Clinicians should document exposure and schedule follow-up to detect sequelae. Patients need individualized action plans specifying rescue treatment escalation, short oral corticosteroid courses, and urgent care criteria. Finally, respiratory vaccination updates (influenza, pneumococcus, SARS-CoV-2) are a priority given the increased infection susceptibility.

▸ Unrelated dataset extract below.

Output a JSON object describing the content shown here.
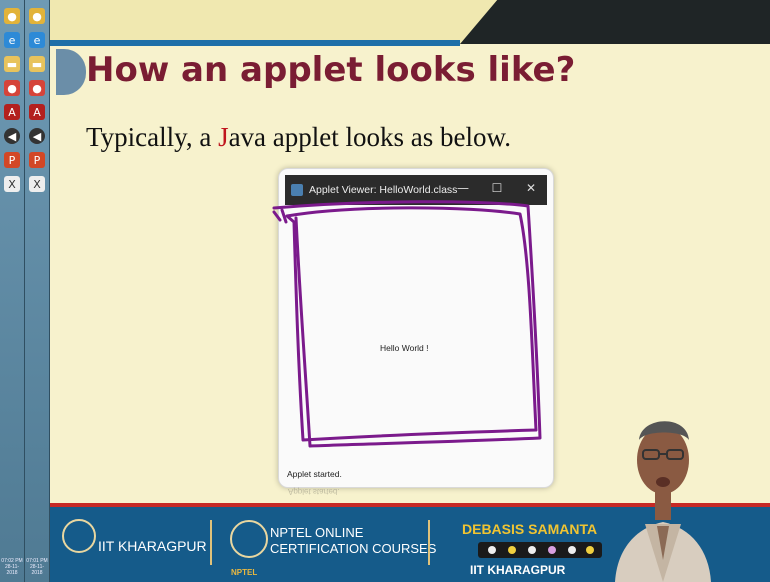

Climate change is radically transforming the epidemiological landscape of respiratory diseases. Scientific projections are unequivocal: rising global temperatures, prolonged droughts, and altered precipitation patterns are creating perfect conditions for more intense, longer, and more frequent wildfires, converting previously exceptional episodes into increasingly common events [15]. As respiratory health specialists, we cannot limit ourselves to treating the consequences of this emerging health crisis. We must advocate for environmental health policies, collaborate in community preparedness protocols, and use every patient conversation to teach protection in a world where clean air is becoming an increasingly scarce commodity.